Rhode Island has another cinema-café, the Revival House in Westerly. While it doesn’t have theatre-type seating (or couches!) and employs DVD projection rather than 35mm like the Cable Car, it does have wider-ranging programs of new, old, and harder-to-see films. Check the Revival House page and their website.
Before the building had been converted to a cinema in 1976, it had been vacant a bit after being the Burns Michael Trucking Company for several decades. The Providence City Directory lists 204 South Main Street under that business name way back to the 1930s.
On January 16, 1977 there was a short piece in the Providence Journal about Ray Bilodeau, who had recently opened the Cable Car Cinema less than three months before. In it Mr. Bilodeau complains about smallish audiences, losing money on the venture, even going broke, not being able to get films from some of the major distributors because of oppressive guarantees, and other problems.
It wasn’t until well into the 1980s, under the ownership of his brother Al Bilodeau and subsequent management by Al’s son and Ray’s nephew Eric Bilodeau that the cinema began enjoying some apparent success, due in no small measure to the enormously profitable café portion of the cinema, which is open all day, even outside of film screening times and caters to the abundant number of students from RISD, which abuts the cinema-café.
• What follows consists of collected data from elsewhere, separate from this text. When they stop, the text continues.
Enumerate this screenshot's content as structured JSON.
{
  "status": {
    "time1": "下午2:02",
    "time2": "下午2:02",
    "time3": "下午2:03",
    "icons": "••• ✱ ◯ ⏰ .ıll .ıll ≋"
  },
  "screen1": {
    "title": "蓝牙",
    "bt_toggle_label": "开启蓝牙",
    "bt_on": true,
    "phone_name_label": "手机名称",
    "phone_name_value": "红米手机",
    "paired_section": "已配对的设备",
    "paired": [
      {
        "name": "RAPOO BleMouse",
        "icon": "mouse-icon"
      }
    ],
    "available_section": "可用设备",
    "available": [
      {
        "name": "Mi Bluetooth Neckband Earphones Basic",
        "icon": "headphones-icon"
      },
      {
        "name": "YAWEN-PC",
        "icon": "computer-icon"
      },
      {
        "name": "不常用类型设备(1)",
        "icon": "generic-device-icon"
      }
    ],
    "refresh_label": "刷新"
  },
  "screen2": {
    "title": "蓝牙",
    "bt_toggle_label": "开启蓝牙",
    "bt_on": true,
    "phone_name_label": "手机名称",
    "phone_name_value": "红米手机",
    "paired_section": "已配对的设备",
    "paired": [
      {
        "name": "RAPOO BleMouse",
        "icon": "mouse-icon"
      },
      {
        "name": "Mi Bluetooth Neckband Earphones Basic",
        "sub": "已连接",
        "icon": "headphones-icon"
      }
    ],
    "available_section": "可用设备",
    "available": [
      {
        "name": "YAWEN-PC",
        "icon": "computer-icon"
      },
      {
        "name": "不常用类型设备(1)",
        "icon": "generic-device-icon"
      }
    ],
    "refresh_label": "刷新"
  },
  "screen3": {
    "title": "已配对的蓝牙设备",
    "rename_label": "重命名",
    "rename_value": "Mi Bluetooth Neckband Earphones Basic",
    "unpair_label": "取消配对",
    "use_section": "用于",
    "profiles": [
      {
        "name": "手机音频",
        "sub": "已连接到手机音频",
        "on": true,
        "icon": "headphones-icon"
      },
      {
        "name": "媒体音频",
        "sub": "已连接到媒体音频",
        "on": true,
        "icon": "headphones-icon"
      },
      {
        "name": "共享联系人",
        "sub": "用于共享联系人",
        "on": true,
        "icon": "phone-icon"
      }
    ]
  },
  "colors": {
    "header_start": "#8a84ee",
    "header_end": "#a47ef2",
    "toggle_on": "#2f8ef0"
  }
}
The café generates interest in the films; the films bring money to the café. In some ways this is not a cinema with a café but a café with a cinema. Which is just fine.
I saw “Luther” at the Cable Car Cinema on a Sunday afternoon. Being the first to arrive, I had to wait a while for the theater to open. Few people attended the matinee. I enjoyed the movie, but not the experience of sitting on a big sofa in a theater. Furthermore, the film print was a poor one. It displayed lines throughout the movie which, at times, was rather annoying.
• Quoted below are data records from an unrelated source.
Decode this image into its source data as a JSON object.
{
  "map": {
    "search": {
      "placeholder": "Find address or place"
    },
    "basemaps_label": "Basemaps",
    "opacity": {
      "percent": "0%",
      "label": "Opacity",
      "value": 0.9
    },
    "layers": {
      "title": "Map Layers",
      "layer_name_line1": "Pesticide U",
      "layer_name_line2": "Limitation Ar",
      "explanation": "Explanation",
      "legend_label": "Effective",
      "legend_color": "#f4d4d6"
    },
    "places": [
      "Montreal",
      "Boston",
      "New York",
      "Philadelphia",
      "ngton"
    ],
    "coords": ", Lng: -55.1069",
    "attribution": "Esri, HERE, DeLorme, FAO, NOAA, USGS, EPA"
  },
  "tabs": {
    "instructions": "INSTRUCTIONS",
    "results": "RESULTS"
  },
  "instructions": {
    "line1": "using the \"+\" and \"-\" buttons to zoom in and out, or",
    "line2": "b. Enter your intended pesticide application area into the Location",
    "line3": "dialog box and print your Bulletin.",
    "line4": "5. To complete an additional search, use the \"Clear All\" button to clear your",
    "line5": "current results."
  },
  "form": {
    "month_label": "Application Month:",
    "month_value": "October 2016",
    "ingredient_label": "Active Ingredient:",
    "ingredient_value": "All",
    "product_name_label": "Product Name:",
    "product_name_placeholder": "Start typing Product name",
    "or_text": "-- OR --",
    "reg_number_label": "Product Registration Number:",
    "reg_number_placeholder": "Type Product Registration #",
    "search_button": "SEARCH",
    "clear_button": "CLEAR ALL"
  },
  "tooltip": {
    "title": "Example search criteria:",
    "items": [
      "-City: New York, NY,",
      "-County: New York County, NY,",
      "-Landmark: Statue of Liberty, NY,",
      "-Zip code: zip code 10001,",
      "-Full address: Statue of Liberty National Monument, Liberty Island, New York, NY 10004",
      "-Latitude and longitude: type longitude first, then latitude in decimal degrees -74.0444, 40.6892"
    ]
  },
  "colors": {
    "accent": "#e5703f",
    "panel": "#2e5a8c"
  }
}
Opening of the Cable Car Cinema
An article in the Providence Journal of September 16, 1976 reported the projected opening of the Cable Car that was set for October 20. The piece quoted a description of the new cinema by owner/creator Raymond Bilodeau as being a place of “rugged architecture and elegance.” The place seems actually to have opened, quietly, around October 30, 1976 when the first feature shown was Luther, a film in the American Film Theatre series which had previously been shown in Rhode Island. The cinema, formerly a garage, was to have armchairs, love seats and sofas and a seating capacity of 130.
In fact, the theatre had a seating capacity that was more like 175 initially and was reduced to about 130 about fifteen years later when the place was modified to accomodate café tables to the right of the open projection booth and a kitchen was carved out of one of the former two bathrooms and part of the rear of the auditorium.
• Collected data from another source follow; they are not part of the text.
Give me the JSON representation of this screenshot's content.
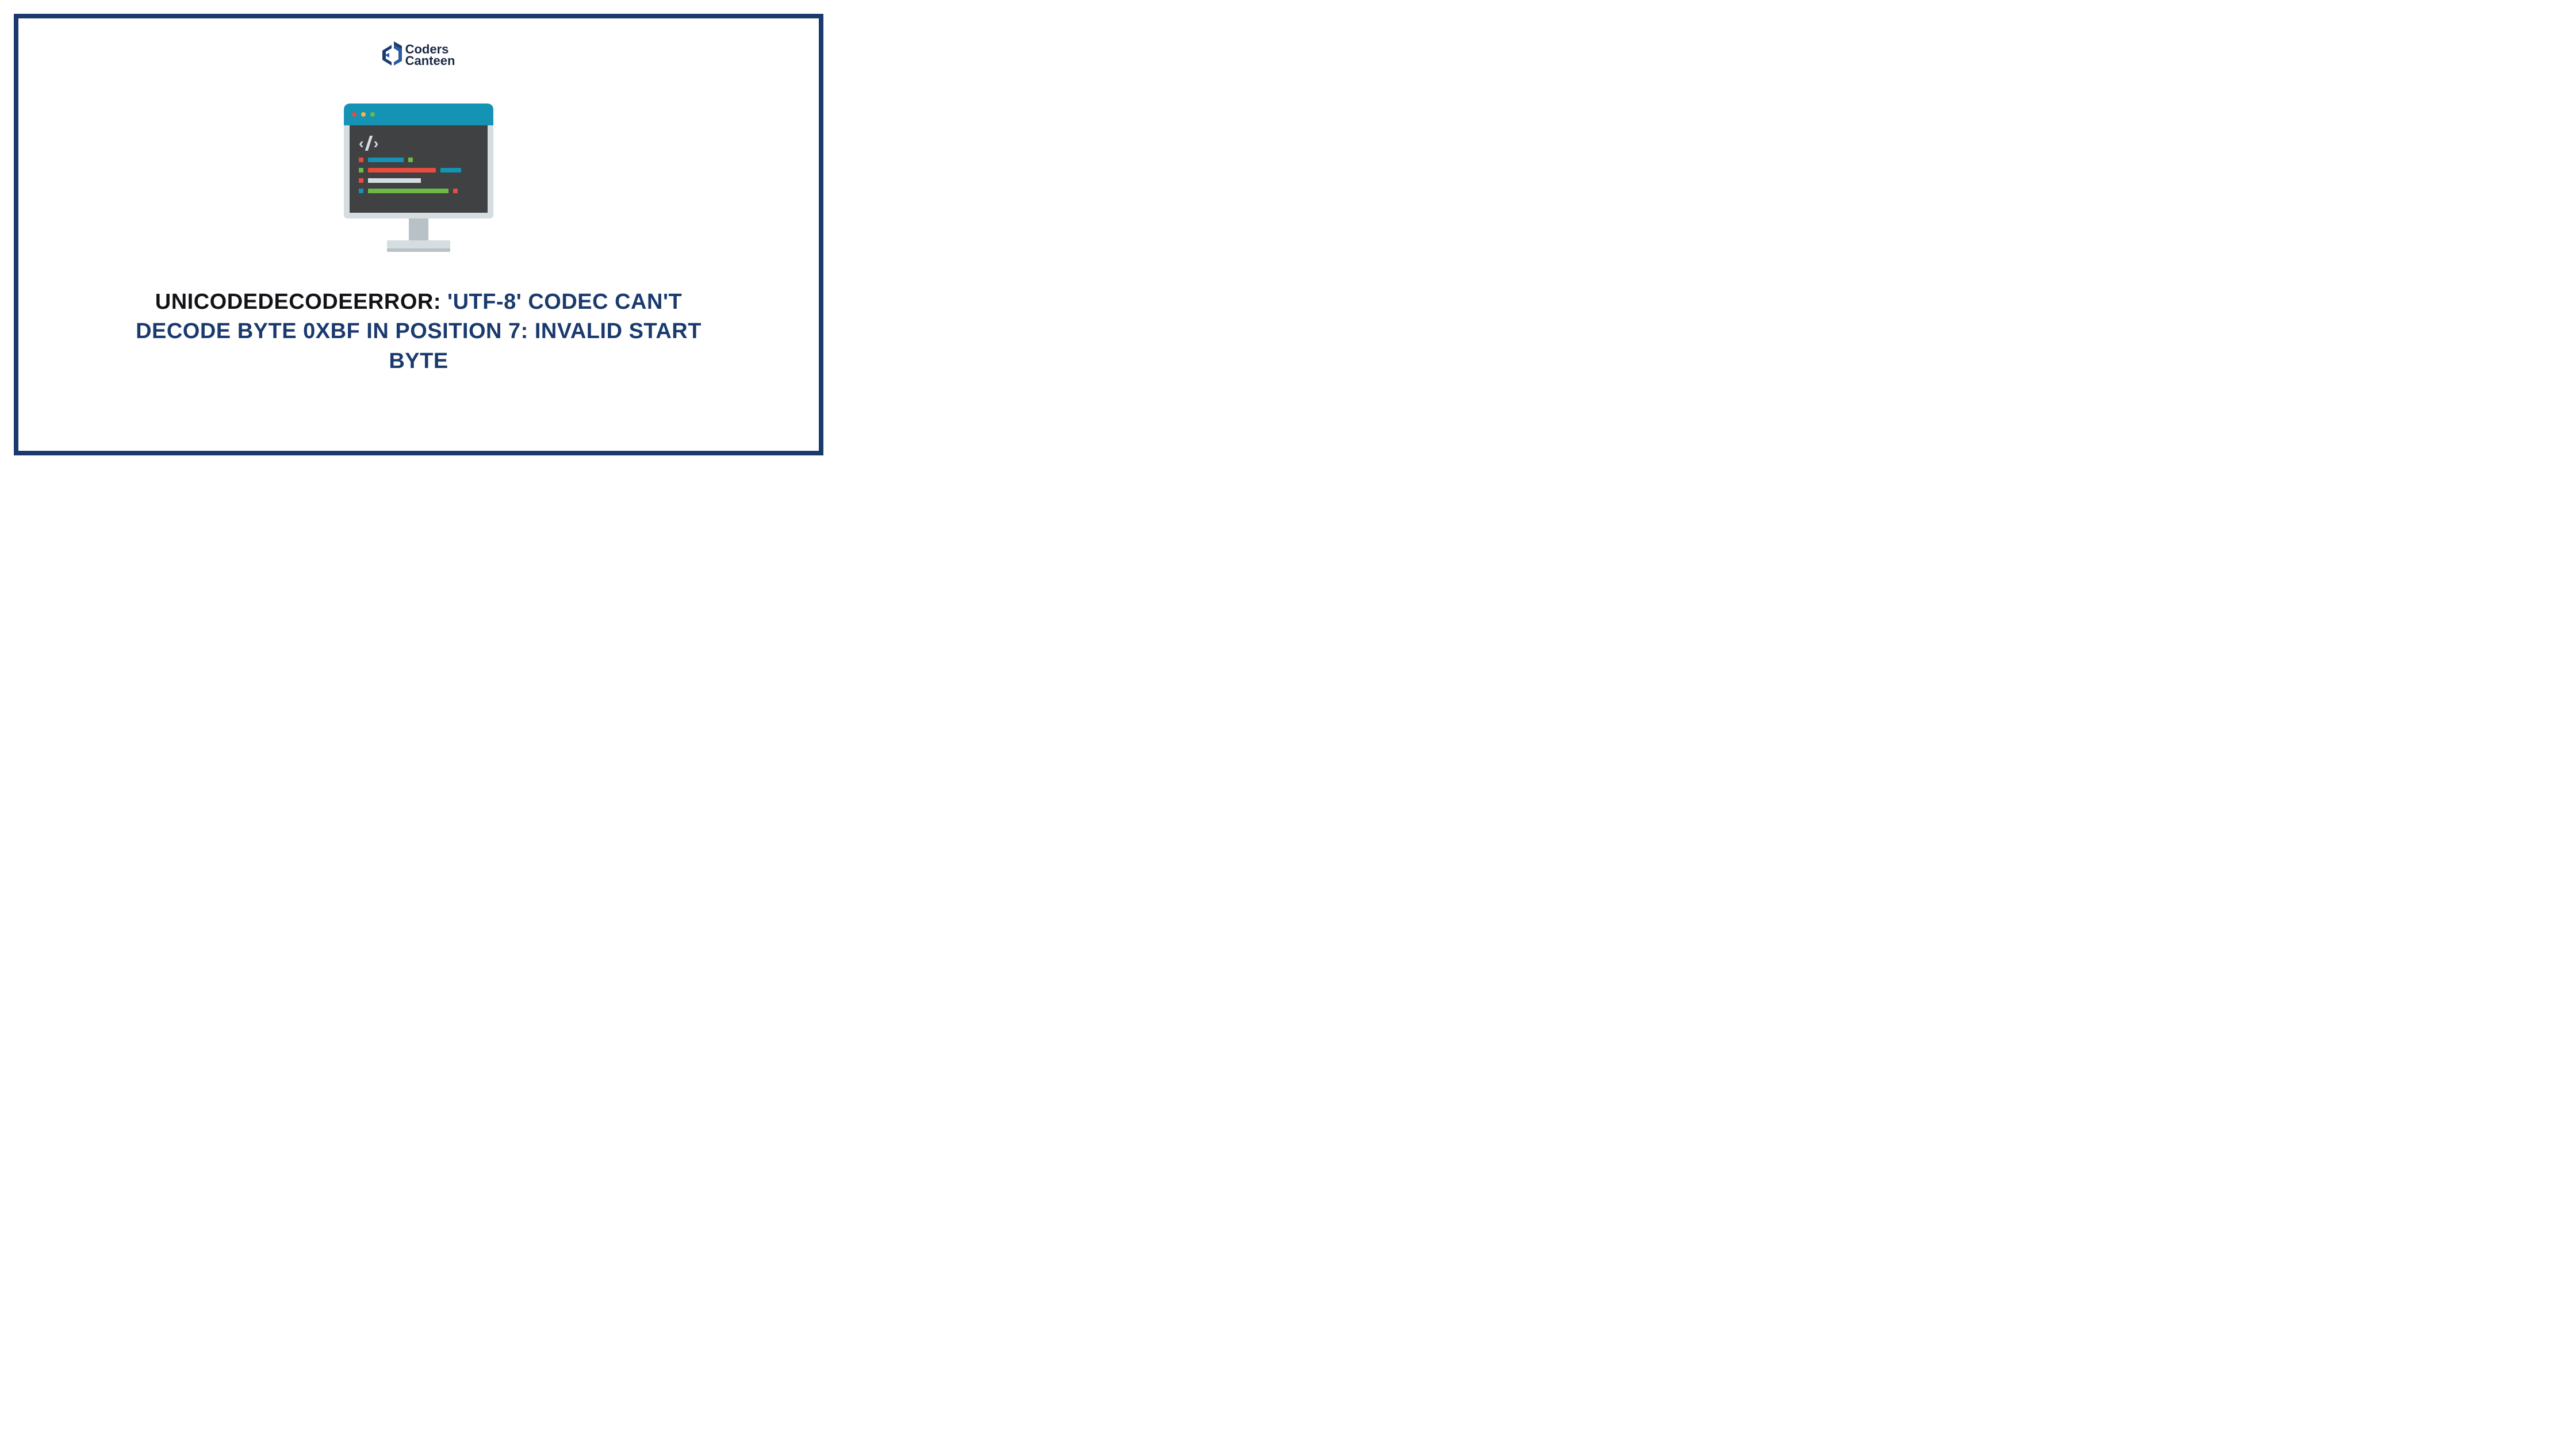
{
  "logo": {
    "line1": "Coders",
    "line2": "Canteen"
  },
  "headline": {
    "part1": "UNICODEDECODEERROR:",
    "part2": "'UTF-8' CODEC CAN'T DECODE BYTE 0XBF IN POSITION 7: INVALID START BYTE"
  },
  "colors": {
    "border": "#1a3a6e",
    "titlebar": "#1593b5",
    "screen": "#3f4143",
    "red": "#e74c3c",
    "green": "#6dbb45",
    "blue_seg": "#1593b5",
    "light": "#d5dde0"
  }
}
The magazine Entertainment Weekly has named the Cable Car Cinema one of the top ten theatres in the nation in its August 8, 2005 edition. It cites a variety of reasons. Here is a report from the Providence Journal.
For the record: across Power Street from the little Cable Car Cinema “block,” on the same side of South Main Street, used to stand the Talma Theatre. The Talma was not a movie house, to my knowledge, but was used by The Players, a Providence theatre group, from 1909 until 1932, when they moved to the Barker Playhouse, converted from an old church, on Benefit and Transit Streets. The Talma was torn down and the spot is a parking lot. I believe the Talma may have been called the Lyceum at one time. The Barker Playhouse remains.